Some details of CS Cable Venture here :-
http://atlantic-cable.com//Cableships/CableVenture/index.htm
but no details of her power plant, try searching under her original name "Neptun (3)"

Dave


----------



## JKB (Jul 6, 2007)

Thanks Dave, that doesn't reveal much either, but worth a shot.

Cheers, JKB.


----------



## A.D.FROST (Sep 1, 2008)

CABLE VENTURE (ex.NEPTUN Bulk Carrier/Cable ship)original twin screw,4x12cyl MAN.Prob lees re-engined with 2xMirlees


----------



## JKB (Jul 6, 2007)

Thanks A.D., that would explain me going aboard at least. Where did you find the info, by the way?

Cheers,
JKB.


----------



## A.D.FROST (Sep 1, 2008)

JKB said:


> Thanks A.D., that would explain me going aboard at least. Where did you find the info, by the way?
> 
> Cheers,
> JKB.


Sorry I used poetic license.(Guessed).

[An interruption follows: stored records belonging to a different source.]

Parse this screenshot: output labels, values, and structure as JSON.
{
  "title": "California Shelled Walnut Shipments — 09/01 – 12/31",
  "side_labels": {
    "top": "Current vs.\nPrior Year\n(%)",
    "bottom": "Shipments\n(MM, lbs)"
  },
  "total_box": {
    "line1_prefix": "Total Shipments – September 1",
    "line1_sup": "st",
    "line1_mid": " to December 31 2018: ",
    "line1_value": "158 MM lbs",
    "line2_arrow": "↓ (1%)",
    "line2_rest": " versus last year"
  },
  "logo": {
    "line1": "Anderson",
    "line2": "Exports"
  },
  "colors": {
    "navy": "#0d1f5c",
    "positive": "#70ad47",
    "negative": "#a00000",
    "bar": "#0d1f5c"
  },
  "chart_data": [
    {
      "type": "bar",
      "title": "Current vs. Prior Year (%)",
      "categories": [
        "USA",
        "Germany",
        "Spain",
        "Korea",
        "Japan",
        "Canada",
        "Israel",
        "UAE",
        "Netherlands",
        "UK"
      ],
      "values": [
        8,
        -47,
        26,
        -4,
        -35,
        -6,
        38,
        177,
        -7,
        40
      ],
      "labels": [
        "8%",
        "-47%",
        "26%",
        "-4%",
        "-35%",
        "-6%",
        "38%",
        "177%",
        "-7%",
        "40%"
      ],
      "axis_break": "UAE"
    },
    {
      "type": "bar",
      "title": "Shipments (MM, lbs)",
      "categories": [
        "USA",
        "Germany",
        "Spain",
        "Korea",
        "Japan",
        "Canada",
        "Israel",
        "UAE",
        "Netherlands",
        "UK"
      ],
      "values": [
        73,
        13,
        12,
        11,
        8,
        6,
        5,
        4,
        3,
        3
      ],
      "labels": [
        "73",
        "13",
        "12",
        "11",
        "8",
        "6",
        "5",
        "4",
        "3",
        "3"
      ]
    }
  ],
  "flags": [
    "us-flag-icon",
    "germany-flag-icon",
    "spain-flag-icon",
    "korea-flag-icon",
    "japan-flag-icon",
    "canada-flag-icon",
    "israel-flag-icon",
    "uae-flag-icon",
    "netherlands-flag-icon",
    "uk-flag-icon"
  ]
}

She had 4 t/c MAN V6V 30/40 mA.Propulsion is by geared(Full speed) or electric drive(half speed).


----------



## Dave Woods (Apr 9, 2006)

She had a new engine (well one not too careful owner) fitted in Swansea at the beginning of 1996.


----------



## George Rollinson (Jan 3, 2010)

Two 8 cylinder ESL Mk2's (the engines that used to contaminate the lube regularly) where installed when she was converted from Neptun to Cable Venture around 1975. They took out two 6 cylinder DC gensets and replaced them with the Mirrlees 800kW AC machines. I spent from June 82 to Nov 86 on her. Done another trip in 94 as Chief Engineer and that was the last time I sailed on her. Hope that helps but any questions let me know. George


----------



## JKB (Jul 6, 2007)

Thanks very much George, that explains why I was involved, although I can't be sure exactly what was wrong. I'm a big fan of E Mk. 1s, but there's no doubt they had issues with fuel dilution of the lub. oil. No wonder that when the E Mk.2 came out it had all the fuel gear _outside_ the engine!

Cheers,
JKB.


----------



## George Rollinson (Jan 3, 2010)

JKB, They were probably the Mk 1 engines then. Delivered 1976. The original propulsion plant was quite interesting. The four MAN engines consisted of 2 x reversible propulsion engines and 2 x generating engines. For manoeuvring and cable operations each shafts was driven by 2 x 1000kW DC motors in tandem inputting a gearbox. For passages the propulsion motor was connected to the same gearbox via a magnetic clutch. On the original plant the load sharing was carried out by the watch keeper. No automation. I have seen mention elsewhere she had a service speed of 14 knots. With all our best efforts 13 was the best she could achieve.


----------



## JKB (Jul 6, 2007)

That sounds about right, the Mk.2s started to appear in the early 1980s I think. The propulsion system as built sounds like it would keep you on your toes! To quote Sherlock Holmes, "It would appear to present certain interesting features, Watson."
Thanks again to all for your help.
Cheers,
John K. Bilsbury.


----------